Fall Textures and Color

The fine thin foliage and blueish flowers of Amsonia hubrichtii is OK during the spring and summer, but it is autumn when the species really sings. This planting is still young, but in a few years, every autumn it will transform into a cloud of golden yellow.

Living in New England, I sometimes forget that not everyone has the intense autumn color that we have, given the number of native species here like Maples and Ash trees that make Vermont, Massachusetts and New Hampshire such tourist destinations during the month of October. Here are some shots of various plants around the property, some native to the US, and others from China, Japan, Korea and Russia.
The violet berries of Callicarpa are truly florescent. This Asian native is still rather new in most American gardens.

I planted a hedge in front of our home of Fothergilla gardenii, and although the white, fuzzy blossoms are great in the spring, again, it is autumn when the hedge becomes a traffic stopping event. I can see the hedge, even at night when I turn the corner and my headlights hit it. It virtually glows red in the distance.
Native? Yes, but the deciduous holly Ilex verticillata offers both fall foliage that is chartreuse, as well as berries.

From Japan, Enkianthus has bell-shaped flowers in the summer, but the foliage is one of the most brilliant of all of our deciduous shrubs, so bright when the sun hits it, that it almost hurts.

Amsonia hubrichtii with erica and calluna species in the background.

This natural planting which I started in our front yard, was inspired by the well-known landscape designer Piet Oudolf, where herbaceous plants and grasses are planted thickly in large sweeps showing off their various textures.
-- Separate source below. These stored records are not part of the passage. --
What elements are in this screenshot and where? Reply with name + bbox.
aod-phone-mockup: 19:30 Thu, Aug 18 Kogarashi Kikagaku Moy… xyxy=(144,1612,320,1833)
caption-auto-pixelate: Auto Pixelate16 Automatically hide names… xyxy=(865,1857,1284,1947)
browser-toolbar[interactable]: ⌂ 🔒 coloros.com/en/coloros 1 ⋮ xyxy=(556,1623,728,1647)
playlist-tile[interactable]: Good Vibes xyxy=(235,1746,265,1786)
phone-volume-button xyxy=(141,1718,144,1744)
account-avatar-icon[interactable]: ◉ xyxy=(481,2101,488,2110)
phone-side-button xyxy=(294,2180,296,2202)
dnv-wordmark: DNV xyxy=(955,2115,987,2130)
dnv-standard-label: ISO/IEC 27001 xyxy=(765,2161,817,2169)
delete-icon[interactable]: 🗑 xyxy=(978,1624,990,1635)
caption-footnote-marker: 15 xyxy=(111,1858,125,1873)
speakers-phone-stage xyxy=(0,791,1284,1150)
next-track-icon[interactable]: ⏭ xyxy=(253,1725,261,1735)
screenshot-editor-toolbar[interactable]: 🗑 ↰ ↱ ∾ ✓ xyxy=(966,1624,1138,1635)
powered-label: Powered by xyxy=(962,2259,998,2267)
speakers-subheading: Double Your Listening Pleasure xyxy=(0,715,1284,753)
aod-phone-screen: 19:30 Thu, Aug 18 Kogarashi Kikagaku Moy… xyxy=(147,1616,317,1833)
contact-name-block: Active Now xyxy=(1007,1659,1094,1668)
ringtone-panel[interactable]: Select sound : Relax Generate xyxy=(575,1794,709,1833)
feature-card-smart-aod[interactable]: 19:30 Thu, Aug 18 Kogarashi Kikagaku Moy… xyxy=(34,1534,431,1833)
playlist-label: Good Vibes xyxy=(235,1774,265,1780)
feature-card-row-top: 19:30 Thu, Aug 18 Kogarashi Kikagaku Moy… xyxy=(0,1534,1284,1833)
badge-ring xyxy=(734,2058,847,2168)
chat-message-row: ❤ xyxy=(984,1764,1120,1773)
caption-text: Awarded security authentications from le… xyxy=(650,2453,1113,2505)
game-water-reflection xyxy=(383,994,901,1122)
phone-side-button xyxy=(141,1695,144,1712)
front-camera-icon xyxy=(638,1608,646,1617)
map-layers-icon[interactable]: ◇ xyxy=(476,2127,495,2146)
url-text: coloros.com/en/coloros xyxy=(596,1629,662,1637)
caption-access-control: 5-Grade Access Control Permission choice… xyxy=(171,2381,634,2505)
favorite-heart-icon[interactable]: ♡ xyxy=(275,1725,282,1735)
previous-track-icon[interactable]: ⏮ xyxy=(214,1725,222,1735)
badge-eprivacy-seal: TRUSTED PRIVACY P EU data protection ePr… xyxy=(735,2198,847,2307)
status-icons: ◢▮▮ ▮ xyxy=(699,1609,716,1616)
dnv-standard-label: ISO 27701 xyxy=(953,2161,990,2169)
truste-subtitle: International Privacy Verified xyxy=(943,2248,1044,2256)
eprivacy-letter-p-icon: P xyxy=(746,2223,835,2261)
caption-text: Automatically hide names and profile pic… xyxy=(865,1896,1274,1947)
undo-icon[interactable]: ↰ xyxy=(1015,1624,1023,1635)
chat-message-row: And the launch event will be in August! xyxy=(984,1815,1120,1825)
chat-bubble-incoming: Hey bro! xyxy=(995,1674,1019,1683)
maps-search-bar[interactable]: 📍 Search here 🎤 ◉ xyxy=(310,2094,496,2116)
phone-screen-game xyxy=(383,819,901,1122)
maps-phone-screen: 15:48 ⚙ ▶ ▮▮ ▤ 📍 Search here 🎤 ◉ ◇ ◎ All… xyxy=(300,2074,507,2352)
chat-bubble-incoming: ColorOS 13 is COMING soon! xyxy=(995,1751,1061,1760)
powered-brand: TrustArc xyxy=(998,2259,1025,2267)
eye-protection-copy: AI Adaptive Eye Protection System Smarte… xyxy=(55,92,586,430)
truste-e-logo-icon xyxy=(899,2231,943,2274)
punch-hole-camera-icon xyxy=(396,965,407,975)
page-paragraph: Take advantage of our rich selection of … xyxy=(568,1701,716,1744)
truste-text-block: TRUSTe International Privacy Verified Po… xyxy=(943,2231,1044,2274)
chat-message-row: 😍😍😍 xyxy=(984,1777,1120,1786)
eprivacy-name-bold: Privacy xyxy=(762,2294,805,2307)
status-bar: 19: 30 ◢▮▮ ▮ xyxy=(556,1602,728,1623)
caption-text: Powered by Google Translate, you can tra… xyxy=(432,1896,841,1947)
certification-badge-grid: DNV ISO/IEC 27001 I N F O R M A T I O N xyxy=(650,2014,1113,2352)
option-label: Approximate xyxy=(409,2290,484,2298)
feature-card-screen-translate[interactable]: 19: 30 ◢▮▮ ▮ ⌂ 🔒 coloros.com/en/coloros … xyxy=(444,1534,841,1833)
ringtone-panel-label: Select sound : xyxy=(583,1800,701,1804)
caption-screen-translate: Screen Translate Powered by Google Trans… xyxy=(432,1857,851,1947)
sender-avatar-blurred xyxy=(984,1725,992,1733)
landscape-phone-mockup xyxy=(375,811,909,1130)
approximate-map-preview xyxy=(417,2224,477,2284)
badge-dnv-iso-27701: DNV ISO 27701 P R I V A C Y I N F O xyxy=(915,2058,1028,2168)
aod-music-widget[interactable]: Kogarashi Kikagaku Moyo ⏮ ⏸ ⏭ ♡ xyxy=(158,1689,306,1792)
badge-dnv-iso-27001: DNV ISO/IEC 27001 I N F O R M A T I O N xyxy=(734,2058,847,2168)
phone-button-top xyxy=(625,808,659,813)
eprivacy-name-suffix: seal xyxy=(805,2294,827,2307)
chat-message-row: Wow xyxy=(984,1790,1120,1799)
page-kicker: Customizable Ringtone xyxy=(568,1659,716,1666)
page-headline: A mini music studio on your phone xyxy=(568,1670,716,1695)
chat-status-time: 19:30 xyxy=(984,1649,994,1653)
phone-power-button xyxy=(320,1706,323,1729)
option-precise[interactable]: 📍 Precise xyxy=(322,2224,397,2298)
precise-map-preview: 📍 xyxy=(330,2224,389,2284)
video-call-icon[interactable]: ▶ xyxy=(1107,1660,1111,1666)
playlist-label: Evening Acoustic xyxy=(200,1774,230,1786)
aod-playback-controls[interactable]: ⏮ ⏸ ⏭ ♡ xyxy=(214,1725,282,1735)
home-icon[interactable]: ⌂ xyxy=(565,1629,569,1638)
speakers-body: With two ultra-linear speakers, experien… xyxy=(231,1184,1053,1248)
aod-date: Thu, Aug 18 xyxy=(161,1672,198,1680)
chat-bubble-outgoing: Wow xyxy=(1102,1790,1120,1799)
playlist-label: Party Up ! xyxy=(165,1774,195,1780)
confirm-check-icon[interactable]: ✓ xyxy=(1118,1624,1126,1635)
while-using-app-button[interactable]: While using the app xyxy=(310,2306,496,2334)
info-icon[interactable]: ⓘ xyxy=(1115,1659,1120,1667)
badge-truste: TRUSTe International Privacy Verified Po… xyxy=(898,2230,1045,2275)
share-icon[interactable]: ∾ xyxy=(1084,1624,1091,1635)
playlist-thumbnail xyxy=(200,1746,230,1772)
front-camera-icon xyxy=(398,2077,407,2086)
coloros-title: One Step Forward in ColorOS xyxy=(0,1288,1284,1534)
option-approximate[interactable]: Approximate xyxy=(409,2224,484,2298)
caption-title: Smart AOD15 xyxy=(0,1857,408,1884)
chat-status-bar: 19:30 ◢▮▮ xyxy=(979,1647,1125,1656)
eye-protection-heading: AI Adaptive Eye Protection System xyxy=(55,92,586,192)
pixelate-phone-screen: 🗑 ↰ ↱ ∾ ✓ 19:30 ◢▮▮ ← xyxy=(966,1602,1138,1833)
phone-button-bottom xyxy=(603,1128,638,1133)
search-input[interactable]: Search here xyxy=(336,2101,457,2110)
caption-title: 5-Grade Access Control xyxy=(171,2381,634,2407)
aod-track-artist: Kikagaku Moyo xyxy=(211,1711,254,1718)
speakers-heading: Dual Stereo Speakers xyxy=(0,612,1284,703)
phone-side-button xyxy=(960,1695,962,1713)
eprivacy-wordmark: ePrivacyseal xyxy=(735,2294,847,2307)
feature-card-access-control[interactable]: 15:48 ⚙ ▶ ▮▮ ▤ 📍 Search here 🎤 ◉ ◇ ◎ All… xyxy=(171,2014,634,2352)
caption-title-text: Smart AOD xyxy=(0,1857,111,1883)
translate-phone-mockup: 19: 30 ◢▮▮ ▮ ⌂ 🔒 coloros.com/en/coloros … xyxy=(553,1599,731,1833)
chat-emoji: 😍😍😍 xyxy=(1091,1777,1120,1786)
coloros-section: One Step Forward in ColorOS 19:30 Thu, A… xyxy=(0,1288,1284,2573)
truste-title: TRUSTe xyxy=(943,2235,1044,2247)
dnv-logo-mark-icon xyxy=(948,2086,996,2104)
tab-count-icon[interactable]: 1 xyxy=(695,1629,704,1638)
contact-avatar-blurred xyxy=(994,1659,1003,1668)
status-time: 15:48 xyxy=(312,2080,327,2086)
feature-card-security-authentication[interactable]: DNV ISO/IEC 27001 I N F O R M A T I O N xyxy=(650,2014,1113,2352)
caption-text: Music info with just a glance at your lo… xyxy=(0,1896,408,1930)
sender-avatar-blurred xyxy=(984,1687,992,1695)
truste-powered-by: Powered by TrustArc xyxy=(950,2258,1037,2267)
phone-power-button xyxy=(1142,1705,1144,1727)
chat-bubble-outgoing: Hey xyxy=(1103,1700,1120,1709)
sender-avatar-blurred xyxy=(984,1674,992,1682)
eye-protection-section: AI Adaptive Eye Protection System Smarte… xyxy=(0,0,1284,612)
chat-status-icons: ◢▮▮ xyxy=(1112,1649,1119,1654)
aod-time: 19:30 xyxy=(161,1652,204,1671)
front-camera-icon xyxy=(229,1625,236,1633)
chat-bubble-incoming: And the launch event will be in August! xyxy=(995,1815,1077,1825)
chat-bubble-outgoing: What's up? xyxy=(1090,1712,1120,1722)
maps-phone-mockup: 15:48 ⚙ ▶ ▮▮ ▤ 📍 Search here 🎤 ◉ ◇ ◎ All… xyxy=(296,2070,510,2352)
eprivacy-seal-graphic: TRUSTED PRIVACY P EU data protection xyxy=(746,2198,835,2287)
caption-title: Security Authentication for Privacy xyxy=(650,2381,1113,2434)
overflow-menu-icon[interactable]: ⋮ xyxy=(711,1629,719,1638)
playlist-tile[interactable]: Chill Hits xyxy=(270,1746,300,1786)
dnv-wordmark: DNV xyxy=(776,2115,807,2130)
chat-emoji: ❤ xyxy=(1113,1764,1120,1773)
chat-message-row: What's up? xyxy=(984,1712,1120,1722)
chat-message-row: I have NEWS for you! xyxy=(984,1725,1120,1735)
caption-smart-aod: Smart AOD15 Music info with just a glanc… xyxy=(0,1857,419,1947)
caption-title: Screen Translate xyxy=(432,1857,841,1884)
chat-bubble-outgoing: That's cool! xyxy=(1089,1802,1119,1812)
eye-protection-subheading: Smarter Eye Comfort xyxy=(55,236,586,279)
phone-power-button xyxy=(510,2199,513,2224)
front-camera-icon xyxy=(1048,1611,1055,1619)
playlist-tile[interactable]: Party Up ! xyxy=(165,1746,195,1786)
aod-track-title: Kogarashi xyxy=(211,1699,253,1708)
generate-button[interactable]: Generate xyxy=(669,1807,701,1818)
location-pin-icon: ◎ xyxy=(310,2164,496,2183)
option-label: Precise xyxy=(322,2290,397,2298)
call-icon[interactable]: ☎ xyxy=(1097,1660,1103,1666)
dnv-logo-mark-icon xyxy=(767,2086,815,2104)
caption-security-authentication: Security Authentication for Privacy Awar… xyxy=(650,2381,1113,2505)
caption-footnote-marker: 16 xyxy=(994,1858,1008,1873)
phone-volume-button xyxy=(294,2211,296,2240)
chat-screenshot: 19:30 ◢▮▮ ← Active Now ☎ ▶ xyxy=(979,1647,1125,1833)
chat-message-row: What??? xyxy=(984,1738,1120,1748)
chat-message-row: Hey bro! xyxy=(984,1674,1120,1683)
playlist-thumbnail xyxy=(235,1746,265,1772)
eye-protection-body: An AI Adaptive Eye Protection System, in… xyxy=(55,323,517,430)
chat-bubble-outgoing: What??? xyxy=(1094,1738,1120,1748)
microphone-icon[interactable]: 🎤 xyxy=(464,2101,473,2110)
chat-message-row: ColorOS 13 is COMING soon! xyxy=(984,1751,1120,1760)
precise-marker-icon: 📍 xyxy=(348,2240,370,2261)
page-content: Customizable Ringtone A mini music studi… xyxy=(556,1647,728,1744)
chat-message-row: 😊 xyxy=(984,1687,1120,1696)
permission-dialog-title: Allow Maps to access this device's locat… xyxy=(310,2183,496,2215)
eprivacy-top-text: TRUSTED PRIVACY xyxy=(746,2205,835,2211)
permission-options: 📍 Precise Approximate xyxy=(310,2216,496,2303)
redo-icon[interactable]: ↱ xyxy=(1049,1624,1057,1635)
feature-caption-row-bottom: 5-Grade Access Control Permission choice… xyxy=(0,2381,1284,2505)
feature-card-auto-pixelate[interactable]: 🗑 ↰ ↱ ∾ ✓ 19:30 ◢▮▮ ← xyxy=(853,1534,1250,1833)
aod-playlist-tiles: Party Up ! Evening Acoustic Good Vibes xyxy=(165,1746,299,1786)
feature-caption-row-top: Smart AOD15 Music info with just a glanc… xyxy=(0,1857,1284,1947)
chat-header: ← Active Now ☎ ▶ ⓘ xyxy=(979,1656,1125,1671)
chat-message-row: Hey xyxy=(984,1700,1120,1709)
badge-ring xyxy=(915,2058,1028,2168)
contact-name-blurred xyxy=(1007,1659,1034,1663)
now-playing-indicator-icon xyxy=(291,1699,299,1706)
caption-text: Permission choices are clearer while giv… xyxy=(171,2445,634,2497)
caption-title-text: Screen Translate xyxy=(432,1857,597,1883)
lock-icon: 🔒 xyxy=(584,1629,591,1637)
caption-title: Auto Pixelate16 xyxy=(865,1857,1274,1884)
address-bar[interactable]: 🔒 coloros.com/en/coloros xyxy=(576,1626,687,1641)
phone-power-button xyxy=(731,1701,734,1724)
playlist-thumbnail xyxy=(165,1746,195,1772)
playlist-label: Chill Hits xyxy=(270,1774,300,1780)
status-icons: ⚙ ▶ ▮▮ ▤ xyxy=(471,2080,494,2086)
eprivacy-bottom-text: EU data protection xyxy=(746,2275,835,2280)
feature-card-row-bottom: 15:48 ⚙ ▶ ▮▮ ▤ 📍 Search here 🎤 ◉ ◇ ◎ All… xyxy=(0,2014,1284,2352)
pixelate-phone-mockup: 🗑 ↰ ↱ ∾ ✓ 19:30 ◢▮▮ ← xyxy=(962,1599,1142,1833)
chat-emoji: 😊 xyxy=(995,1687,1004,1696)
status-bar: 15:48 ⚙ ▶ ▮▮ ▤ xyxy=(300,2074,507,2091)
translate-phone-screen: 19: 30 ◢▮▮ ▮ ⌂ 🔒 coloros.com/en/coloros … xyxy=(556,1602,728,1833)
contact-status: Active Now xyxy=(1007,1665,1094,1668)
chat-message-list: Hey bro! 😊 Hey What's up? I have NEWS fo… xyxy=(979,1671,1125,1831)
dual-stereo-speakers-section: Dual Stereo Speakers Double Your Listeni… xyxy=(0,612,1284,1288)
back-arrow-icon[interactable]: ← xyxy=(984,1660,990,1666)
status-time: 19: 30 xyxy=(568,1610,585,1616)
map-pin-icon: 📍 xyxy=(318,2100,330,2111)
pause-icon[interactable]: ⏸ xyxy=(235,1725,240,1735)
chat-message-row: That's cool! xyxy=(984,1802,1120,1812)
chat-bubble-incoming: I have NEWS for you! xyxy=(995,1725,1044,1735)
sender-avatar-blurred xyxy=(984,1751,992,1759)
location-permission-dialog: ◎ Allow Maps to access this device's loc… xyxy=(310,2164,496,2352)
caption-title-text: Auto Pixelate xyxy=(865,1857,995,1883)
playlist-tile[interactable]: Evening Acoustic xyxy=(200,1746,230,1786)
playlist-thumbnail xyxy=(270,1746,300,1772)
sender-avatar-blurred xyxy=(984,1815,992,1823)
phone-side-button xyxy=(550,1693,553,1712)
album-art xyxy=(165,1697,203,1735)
Plants here are layered, with lots of seasonal interest, starting with bulbs, and ending with evergreen shrubs and fluffy grasses. I love how this is turning out, but I know that it will get better each year as the planting matures.

There are flowering perennials that bloom in the autumn, like this colony of Tricyrtis hirta, or Toad Lily, native to Japan. It begins blooming in August and is stopped, only by the heaviest of frosts in November.

Magnolia stellata foliage, even if dull mustard, looks nice with the grey tints of the fuzzy flower buds that have already formed.

1 comment :

  1. I love the glorious colours that the leaves go in Autumn, I found out the other day that they are that coulour all the year round but that the green of the chlorophyl dominates so we cannot see these other colours until the plant takes the chlorophyl back into its trunk/stems/roots to get ready for winter.